Leveraging uncertainty estimates and derivative information in Gaussian process regression for efficient collection and use of molecular simulation data

We introduce Gaussian Process Regression (GPR) as an enhanced method of thermodynamic extrapolation and interpolation. The heteroscedastic GPR models that we introduce automatically weight provided information by its estimated uncertainty, allowing for the incorporation of highly uncertain, high-order derivative information. By the linearity of the derivative operator, GPR models naturally handle derivative information and, with appropriate likelihood models that incorporate heterogeneous uncertainties, are able to identify estimates of functions for which the provided observations and derivatives are inconsistent due to the sampling bias that is common in molecular simulations.

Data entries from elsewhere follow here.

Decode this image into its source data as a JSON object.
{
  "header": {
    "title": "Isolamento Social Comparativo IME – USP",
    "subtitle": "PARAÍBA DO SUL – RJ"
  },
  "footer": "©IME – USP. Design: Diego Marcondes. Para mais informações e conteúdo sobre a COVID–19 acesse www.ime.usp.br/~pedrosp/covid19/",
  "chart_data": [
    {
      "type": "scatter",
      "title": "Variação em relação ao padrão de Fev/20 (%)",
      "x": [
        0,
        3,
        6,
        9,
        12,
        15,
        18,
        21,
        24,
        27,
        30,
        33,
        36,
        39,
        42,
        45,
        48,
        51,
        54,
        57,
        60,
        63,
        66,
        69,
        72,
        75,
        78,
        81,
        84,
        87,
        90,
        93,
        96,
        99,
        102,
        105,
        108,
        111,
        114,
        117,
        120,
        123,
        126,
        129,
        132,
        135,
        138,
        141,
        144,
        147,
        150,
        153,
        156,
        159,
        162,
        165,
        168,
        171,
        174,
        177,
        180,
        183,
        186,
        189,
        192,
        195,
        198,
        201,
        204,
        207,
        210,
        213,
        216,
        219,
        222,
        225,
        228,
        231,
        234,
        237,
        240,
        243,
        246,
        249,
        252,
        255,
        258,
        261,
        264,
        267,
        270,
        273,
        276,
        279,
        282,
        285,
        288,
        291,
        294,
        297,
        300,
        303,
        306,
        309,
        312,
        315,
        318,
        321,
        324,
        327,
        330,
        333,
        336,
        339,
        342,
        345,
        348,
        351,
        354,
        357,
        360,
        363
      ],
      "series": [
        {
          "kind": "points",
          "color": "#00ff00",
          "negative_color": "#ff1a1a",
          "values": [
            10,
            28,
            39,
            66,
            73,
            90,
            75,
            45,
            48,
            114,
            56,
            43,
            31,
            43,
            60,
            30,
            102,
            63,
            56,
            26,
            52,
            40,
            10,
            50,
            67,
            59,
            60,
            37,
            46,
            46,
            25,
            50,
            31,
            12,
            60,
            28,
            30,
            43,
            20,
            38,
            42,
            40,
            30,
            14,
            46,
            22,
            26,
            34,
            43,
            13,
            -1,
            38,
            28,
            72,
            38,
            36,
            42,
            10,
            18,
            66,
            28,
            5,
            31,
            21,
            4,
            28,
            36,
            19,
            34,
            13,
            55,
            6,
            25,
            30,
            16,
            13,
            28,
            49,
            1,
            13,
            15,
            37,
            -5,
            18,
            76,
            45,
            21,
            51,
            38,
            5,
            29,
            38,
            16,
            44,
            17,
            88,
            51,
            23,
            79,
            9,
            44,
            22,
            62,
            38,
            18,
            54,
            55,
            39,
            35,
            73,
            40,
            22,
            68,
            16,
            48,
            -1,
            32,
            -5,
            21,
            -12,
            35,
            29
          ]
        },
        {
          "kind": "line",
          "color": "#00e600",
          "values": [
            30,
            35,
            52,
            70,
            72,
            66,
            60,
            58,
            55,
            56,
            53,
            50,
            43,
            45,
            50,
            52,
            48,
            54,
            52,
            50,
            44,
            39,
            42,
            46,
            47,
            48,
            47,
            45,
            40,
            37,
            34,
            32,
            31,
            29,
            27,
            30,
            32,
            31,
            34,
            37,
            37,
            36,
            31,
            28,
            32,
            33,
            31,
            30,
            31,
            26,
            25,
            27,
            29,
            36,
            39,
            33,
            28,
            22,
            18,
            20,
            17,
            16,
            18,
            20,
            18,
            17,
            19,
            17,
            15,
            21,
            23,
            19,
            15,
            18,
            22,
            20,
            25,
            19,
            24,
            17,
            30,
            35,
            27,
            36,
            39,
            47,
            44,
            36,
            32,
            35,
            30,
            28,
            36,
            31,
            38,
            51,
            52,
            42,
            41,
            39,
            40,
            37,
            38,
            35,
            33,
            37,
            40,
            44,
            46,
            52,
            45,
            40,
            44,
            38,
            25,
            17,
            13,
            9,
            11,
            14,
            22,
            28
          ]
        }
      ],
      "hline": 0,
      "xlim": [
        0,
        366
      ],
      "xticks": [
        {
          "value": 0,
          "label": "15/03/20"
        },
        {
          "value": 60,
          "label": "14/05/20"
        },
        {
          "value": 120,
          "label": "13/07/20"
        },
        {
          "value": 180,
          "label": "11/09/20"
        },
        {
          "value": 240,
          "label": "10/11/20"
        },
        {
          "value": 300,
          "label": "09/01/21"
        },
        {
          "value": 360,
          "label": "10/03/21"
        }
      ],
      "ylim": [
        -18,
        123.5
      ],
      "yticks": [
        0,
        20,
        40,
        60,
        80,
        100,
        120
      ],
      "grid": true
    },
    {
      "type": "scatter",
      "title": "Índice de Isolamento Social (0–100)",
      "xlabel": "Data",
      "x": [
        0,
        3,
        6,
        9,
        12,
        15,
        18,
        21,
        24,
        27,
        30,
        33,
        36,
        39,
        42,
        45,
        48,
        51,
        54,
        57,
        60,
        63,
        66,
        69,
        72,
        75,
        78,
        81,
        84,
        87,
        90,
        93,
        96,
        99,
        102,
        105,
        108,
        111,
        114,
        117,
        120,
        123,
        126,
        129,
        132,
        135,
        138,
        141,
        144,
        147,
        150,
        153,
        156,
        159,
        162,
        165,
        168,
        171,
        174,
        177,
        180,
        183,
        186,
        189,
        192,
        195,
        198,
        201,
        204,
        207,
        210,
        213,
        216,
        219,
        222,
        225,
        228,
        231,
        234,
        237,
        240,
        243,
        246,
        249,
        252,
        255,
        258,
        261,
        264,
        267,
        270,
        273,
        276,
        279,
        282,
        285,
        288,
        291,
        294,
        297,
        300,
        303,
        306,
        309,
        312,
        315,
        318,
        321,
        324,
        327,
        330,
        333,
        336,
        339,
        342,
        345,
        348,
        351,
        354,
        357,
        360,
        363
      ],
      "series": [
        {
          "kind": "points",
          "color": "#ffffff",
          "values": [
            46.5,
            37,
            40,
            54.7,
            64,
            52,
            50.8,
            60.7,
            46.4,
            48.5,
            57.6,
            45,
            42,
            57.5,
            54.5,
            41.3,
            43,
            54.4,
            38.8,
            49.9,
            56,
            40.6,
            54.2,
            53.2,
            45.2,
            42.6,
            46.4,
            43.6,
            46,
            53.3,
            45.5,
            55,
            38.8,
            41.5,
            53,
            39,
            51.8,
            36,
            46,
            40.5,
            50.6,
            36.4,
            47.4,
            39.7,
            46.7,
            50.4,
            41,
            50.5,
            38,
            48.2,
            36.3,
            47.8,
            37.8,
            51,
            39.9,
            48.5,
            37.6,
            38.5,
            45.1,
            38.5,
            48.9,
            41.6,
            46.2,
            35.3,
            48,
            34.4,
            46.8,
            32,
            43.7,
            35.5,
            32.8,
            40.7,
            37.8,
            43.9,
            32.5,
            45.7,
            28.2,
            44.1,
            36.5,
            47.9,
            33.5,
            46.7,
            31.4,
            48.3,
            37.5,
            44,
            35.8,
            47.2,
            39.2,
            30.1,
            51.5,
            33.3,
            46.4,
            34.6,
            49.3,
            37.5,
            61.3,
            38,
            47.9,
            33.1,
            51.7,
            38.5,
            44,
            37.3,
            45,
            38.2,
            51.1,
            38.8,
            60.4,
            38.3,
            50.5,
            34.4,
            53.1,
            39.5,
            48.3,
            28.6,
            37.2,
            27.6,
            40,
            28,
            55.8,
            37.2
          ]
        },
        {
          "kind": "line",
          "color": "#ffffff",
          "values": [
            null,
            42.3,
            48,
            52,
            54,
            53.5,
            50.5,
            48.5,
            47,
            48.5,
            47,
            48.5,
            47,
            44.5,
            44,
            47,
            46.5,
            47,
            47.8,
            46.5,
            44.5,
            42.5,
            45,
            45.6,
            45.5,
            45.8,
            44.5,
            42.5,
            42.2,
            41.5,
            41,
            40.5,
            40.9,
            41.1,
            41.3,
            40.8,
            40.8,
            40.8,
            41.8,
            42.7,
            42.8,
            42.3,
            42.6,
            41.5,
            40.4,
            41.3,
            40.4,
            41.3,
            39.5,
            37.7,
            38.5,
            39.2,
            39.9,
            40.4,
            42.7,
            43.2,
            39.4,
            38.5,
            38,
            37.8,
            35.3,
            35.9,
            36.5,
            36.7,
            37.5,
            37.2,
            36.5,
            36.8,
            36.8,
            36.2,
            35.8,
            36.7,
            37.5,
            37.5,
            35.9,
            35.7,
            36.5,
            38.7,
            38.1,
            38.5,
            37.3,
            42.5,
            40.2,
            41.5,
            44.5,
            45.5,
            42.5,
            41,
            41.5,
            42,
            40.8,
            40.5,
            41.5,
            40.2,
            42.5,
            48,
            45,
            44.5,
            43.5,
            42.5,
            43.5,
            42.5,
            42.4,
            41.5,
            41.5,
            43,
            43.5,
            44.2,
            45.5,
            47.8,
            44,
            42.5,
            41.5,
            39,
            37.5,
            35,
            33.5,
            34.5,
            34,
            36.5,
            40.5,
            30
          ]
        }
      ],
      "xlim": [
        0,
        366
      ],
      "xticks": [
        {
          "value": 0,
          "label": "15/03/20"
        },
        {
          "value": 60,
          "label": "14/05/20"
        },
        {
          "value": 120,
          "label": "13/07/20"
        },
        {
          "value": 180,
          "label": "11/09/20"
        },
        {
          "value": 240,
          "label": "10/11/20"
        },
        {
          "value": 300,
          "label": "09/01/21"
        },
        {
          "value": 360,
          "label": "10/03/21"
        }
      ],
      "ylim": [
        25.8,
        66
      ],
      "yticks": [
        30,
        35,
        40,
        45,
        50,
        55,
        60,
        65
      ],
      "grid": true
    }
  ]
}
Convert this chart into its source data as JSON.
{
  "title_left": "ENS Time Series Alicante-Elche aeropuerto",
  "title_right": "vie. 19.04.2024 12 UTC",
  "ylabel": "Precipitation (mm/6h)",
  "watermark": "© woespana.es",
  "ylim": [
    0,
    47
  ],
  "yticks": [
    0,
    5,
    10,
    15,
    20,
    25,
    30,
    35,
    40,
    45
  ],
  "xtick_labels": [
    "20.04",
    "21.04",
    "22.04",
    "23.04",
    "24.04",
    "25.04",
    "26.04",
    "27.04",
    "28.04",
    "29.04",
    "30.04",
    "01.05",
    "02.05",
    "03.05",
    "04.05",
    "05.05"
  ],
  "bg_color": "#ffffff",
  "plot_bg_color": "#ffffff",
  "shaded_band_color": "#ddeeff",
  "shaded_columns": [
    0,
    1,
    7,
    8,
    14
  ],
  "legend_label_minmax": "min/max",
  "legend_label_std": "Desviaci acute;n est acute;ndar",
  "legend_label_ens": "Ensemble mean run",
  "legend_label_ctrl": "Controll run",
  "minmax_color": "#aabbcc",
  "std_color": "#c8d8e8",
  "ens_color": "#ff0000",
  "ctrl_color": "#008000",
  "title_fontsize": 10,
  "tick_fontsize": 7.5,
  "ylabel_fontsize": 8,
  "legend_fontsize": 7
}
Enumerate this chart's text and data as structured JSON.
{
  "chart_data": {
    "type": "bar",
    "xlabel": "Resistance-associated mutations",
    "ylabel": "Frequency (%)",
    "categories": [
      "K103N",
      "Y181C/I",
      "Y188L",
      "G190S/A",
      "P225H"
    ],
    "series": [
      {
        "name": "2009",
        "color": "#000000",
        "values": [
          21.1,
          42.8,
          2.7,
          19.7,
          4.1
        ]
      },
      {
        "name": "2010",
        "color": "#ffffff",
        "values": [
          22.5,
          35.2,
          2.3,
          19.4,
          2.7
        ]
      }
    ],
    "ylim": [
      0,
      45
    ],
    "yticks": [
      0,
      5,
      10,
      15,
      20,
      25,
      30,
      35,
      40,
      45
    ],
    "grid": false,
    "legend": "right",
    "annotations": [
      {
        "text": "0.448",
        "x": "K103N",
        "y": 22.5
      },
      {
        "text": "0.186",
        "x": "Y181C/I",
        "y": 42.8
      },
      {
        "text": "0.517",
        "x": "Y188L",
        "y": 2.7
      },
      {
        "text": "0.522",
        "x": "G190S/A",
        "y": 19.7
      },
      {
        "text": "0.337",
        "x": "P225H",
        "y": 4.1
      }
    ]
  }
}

Since we utilize kernels that form complete bases on the function space to be learned, the estimated uncertainty in the model takes into account that of the functional form itself, in contrast to polynomial interpolation, which explicitly assumes the functional form to be fixed. We apply GPR models to a variety of data sources and assess various active learning strategies, identifying when specific options will be most useful. Our active-learning data collection based on GPR models incorporating derivative information is finally applied to tracing vapor-liquid equilibrium for a single-component Lennard-Jones fluid, which we show represents a powerful generalization to previous extrapolation strategies and Gibbs-Duhem integration. A suite of tools implementing these methods is provided at https://github.com/usnistgov/thermo-extrap.

Automated summary

We introduce Gaussian Process Regression (GPR) as an enhanced method of thermodynamic extrapolation and interpolation. The heteroscedastic GPR models automatically weight provided information by its estimated uncertainty, allowing for the incorporation of highly uncertain derivative information. We apply GPR models to various data sources and assess active learning strategies, and finally apply it to tracing vapor-liquid equilibrium for a single-component Lennard-Jones fluid.